As Artificial Intelligence (AI) becomes more widely used in our everyday lives to make key decisions, from making recommendations of parole decisions of prisoners to making lending decisions, ensuring fairness in AI is paramount.
At the O’Reilly conference in London, Jaywing took a closer look at why producing predictions that can be explained and justified is critical, highlighting the things that need to be considered in order to produce fair outcomes when machine learning systems are put into production.
Why the need for fairness in AI?
As AI is implemented into more areas of our lives, it becomes increasingly important for those systems to be able to explain how they arrive at their decision. Many AI applications are still plagued by the ‘black box’ problem of explainability and transparency, limiting the scope of their application.
It can be difficult to understand how an AI system arrives at a decision, making it difficult to know when problematic behaviours, such as bias, are present. For example, in 2016 a high-profile debate raged in the media when Propublica alleged that the COMPAS system which is used to predict which criminals are likely to re-offend - and which is used in determining release decisions – was biased. When implementing black box machine learning models, care is needed to avoid undesirable outcomes, and models that we cannot explain or control have the potential to be extremely problematic.
How does bias creep into AI algorithms?
“Software is not free of human influence. Algorithms are written and maintained by people, and machine learning algorithms adjust what they do based on people’s behaviour. As a result, algorithms can reinforce human prejudices,” Miller 2015.
Human biases are, regrettably, fairly common and so are embedded in many data sets. The algorithms trained on these data sets, which are entirely objective in their own right, may pick up on and express these biases. Where the algorithm is of a black box nature, this might not be spotted before the model is put to use, and perhaps not even for many years subsequently.
It is therefore critical that those developing machine learning systems are cognisant of these issues and take steps to avoid them. Being able to understand and explain the outputs of these models and why they make the decisions they do is key and will be increasingly important as AI adoption impacts more areas of our lives.
In the worlds of finance, insurance and banking, where firms must be able to stand by each and every decision taken by a credit or fraud model, getting the balance of control and explainability right is essential.
Where does this fit in credit scoring?
Machine learning has been used in credit scoring for over three decades, making it one of the earliest commercial applications of the technology. It is used to automate lending decisions that are hugely material to customers. As a result, these decisions are subject to a high level of scrutiny and ensuring fair outcomes is essential.
While machine learning methods have evolved significantly since being adopted in credit scoring, with the introduction of techniques such as deep learning and ensemble methods for example, the industry has never moved away from the use of generalised linear models (GLM). This is largely driven by the need to be able to explain and justify decisions to both consumers and regulators, which is straightforward for GLMs due to their inherent simplicity, but very difficult for newer, black box techniques.

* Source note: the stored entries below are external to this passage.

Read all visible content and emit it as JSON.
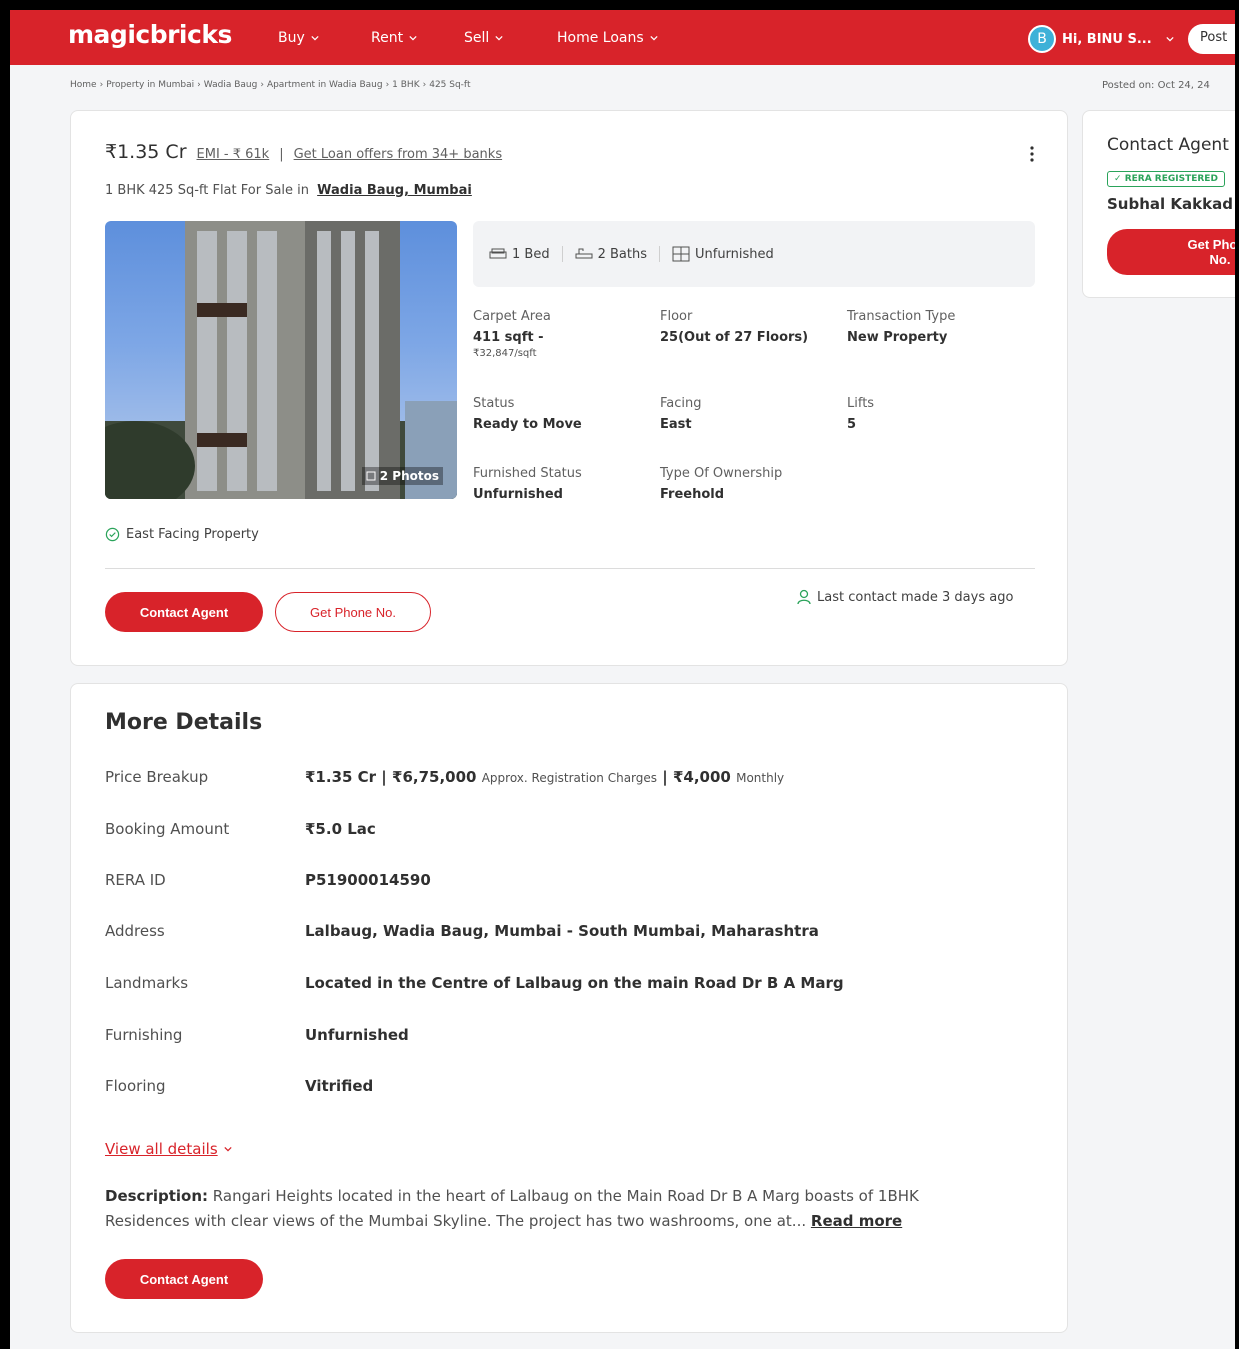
{
  "header": {
    "logo": "magicbricks",
    "nav": [
      "Buy",
      "Rent",
      "Sell",
      "Home Loans"
    ],
    "user_initial": "B",
    "user_greeting": "Hi, BINU S...",
    "post_label": "Post"
  },
  "breadcrumb": [
    "Home",
    "Property in Mumbai",
    "Wadia Baug",
    "Apartment in Wadia Baug",
    "1 BHK",
    "425 Sq-ft"
  ],
  "posted_on": "Posted on: Oct 24, 24",
  "listing": {
    "price": "₹1.35 Cr",
    "emi": "EMI - ₹ 61k",
    "separator": "|",
    "loan_offer": "Get Loan offers from 34+ banks",
    "subtitle": "1 BHK 425 Sq-ft Flat For Sale in",
    "location_link": "Wadia Baug, Mumbai",
    "photos_badge": "2 Photos",
    "amenities": [
      "1 Bed",
      "2 Baths",
      "Unfurnished"
    ],
    "specs": {
      "carpet_area_label": "Carpet Area",
      "carpet_area_value": "411 sqft -",
      "carpet_area_rate": "₹32,847/sqft",
      "floor_label": "Floor",
      "floor_value": "25(Out of 27 Floors)",
      "transaction_label": "Transaction Type",
      "transaction_value": "New Property",
      "status_label": "Status",
      "status_value": "Ready to Move",
      "facing_label": "Facing",
      "facing_value": "East",
      "lifts_label": "Lifts",
      "lifts_value": "5",
      "furnished_label": "Furnished Status",
      "furnished_value": "Unfurnished",
      "ownership_label": "Type Of Ownership",
      "ownership_value": "Freehold"
    },
    "highlight": "East Facing Property",
    "contact_button": "Contact Agent",
    "phone_button": "Get Phone No.",
    "last_contact": "Last contact made 3 days ago"
  },
  "more_details": {
    "title": "More Details",
    "price_breakup_label": "Price Breakup",
    "price_breakup_price": "₹1.35 Cr",
    "price_breakup_reg": "₹6,75,000",
    "price_breakup_reg_note": "Approx. Registration Charges",
    "price_breakup_monthly": "₹4,000",
    "price_breakup_monthly_note": "Monthly",
    "rows": [
      {
        "key": "Booking Amount",
        "value": "₹5.0 Lac"
      },
      {
        "key": "RERA ID",
        "value": "P51900014590"
      },
      {
        "key": "Address",
        "value": "Lalbaug, Wadia Baug, Mumbai - South Mumbai, Maharashtra"
      },
      {
        "key": "Landmarks",
        "value": "Located in the Centre of Lalbaug on the main Road Dr B A Marg"
      },
      {
        "key": "Furnishing",
        "value": "Unfurnished"
      },
      {
        "key": "Flooring",
        "value": "Vitrified"
      }
    ],
    "view_all": "View all details",
    "description_label": "Description:",
    "description": "Rangari Heights located in the heart of Lalbaug on the Main Road Dr B A Marg boasts of 1BHK Residences with clear views of the Mumbai Skyline. The project has two washrooms, one at...",
    "read_more": "Read more",
    "contact_button": "Contact Agent"
  },
  "side": {
    "title": "Contact Agent",
    "rera_badge": "RERA REGISTERED",
    "agent_name": "Subhal Kakkad",
    "button": "Get Phone No."
  },
  "colors": {
    "brand": "#d8232a",
    "success": "#2aa35a"
  }
}
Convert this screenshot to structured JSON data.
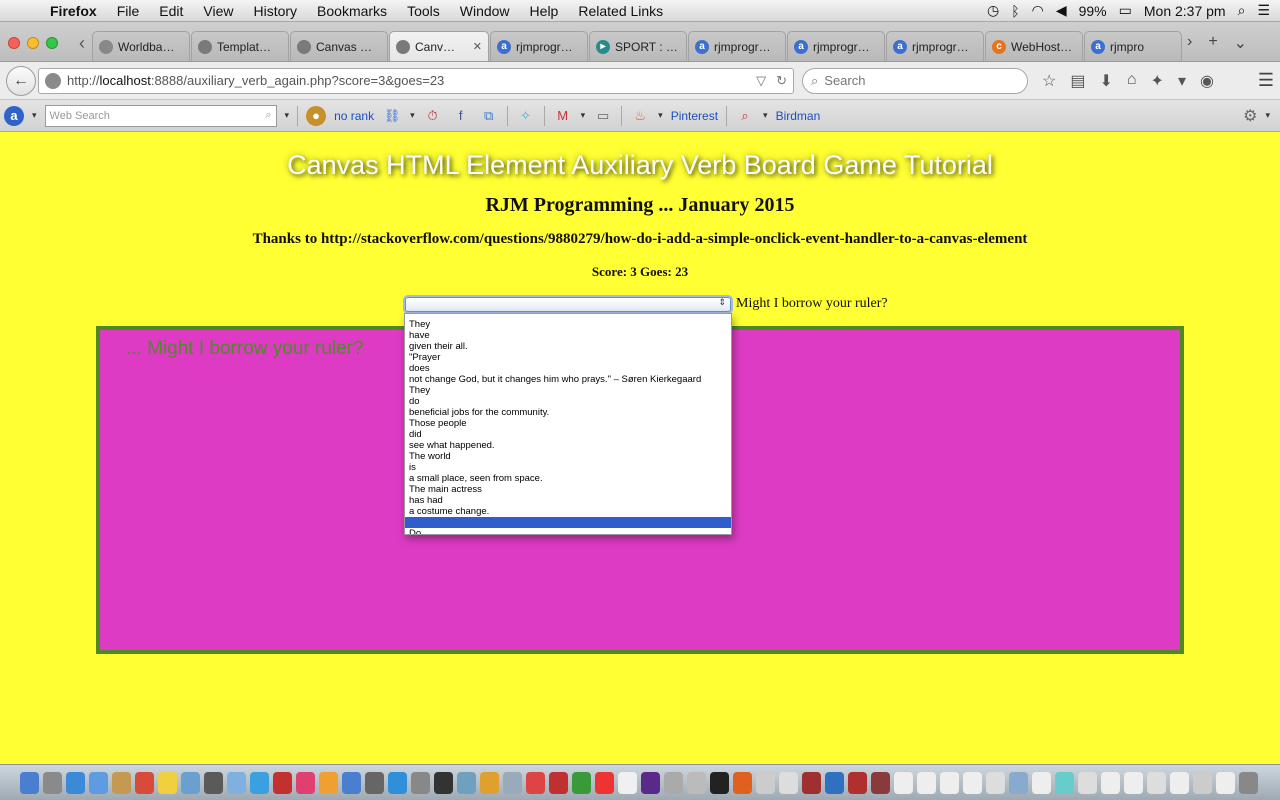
{
  "menubar": {
    "app": "Firefox",
    "items": [
      "File",
      "Edit",
      "View",
      "History",
      "Bookmarks",
      "Tools",
      "Window",
      "Help",
      "Related Links"
    ],
    "battery": "99%",
    "clock": "Mon 2:37 pm"
  },
  "tabs": [
    {
      "label": "Worldba…",
      "icon": "photo-icon",
      "color": "#888888",
      "glyph": ""
    },
    {
      "label": "Templat…",
      "icon": "globe-icon",
      "color": "#7a7a7a",
      "glyph": ""
    },
    {
      "label": "Canvas …",
      "icon": "globe-icon",
      "color": "#7a7a7a",
      "glyph": ""
    },
    {
      "label": "Canv…",
      "icon": "globe-icon",
      "color": "#7a7a7a",
      "glyph": "",
      "active": true
    },
    {
      "label": "rjmprogr…",
      "icon": "a-icon",
      "color": "#3b6fd1",
      "glyph": "a"
    },
    {
      "label": "SPORT : …",
      "icon": "play-icon",
      "color": "#2b8a8a",
      "glyph": "▸"
    },
    {
      "label": "rjmprogr…",
      "icon": "a-icon",
      "color": "#3b6fd1",
      "glyph": "a"
    },
    {
      "label": "rjmprogr…",
      "icon": "a-icon",
      "color": "#3b6fd1",
      "glyph": "a"
    },
    {
      "label": "rjmprogr…",
      "icon": "a-icon",
      "color": "#3b6fd1",
      "glyph": "a"
    },
    {
      "label": "WebHost…",
      "icon": "cpanel-icon",
      "color": "#e8731a",
      "glyph": "c"
    },
    {
      "label": "rjmpro",
      "icon": "a-icon",
      "color": "#3b6fd1",
      "glyph": "a"
    }
  ],
  "navbar": {
    "url_host": "localhost",
    "url_prefix": "http://",
    "url_rest": ":8888/auxiliary_verb_again.php?score=3&goes=23",
    "search_placeholder": "Search"
  },
  "bookmarks": {
    "websearch_placeholder": "Web Search",
    "no_rank": "no rank",
    "pinterest": "Pinterest",
    "birdman": "Birdman"
  },
  "page": {
    "title": "Canvas HTML Element Auxiliary Verb Board Game Tutorial",
    "subtitle": "RJM Programming ... January 2015",
    "thanks": "Thanks to http://stackoverflow.com/questions/9880279/how-do-i-add-a-simple-onclick-event-handler-to-a-canvas-element",
    "score_line": "Score: 3 Goes: 23",
    "question": "Might I borrow your ruler?",
    "canvas_text": "... Might I borrow your ruler?"
  },
  "dropdown": {
    "options": [
      "They",
      "have",
      "given their all.",
      "\"Prayer",
      "does",
      "not change God, but it changes him who prays.\" – Søren Kierkegaard",
      "They",
      "do",
      "beneficial jobs for the community.",
      "Those people",
      "did",
      "see what happened.",
      "The world",
      "is",
      "a small place, seen from space.",
      "The main actress",
      "has had",
      "a costume change.",
      "",
      "Do"
    ],
    "selected_index": 18
  },
  "colors": {
    "page_bg": "#ffff33",
    "canvas_fill": "#dd3bc4",
    "canvas_border": "#4e8a21",
    "selected_option": "#2f5dcb"
  }
}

When developing credit scores, firms take huge care to ensure that model parameters follow intuitive patterns e.g. increasing salary should mean increasing score and being in full-time employment should always produce a higher score than being unemployed. This helps to ensure fair assignments and crucially, it allows lenders to be confident, in advance, that the models that are being deployed will produce sensible decisions. It both reduces the likelihood that they will be challenged on what appears to be an unjustified decision and provides a mechanism by which the decision can be justified should that happen.
So, while it has been evident for some time that black box techniques such as deep learning can produce more powerful models, most lenders have not adopted them, due of these concerns.
How can deep learning be applied to credit scoring?
In non-linear models, the way that the model responds to changes in an input variable can change from case to case. For one customer it might say that an increasing salary is good and should attract a higher score, but for another it may say the opposite. This is highly problematic from the perspective of being able to justify decisions.
Our AI modelling software, Archetype, was designed to solve the black box problem of AI in credit scoring by allowing constraints to be placed on how the model behaves in respect of each of its inputs, in just the same way that lenders have done for GLMs historically. Additionally, a suite of reports is produced that shines light on which variables contribute most to the model predictions and detail of how they do so. This enables our clients to produce explainable and controllable models powered by Deep Learning.
Archetype is the first (and to our knowledge) the only commercially available product of its kind. The software enables analysts to squeeze much more insight from predictive models, while being confident that the models will behave appropriately when deployed in the real world. We have run a large number of trials on behalf of our clients and have found that Archetype consistently yields uplifts in predictive power ranging between 5% and 18% - which generally amounts to millions in bad debt savings and better customer outcomes - while still producing fully justifiable decisions.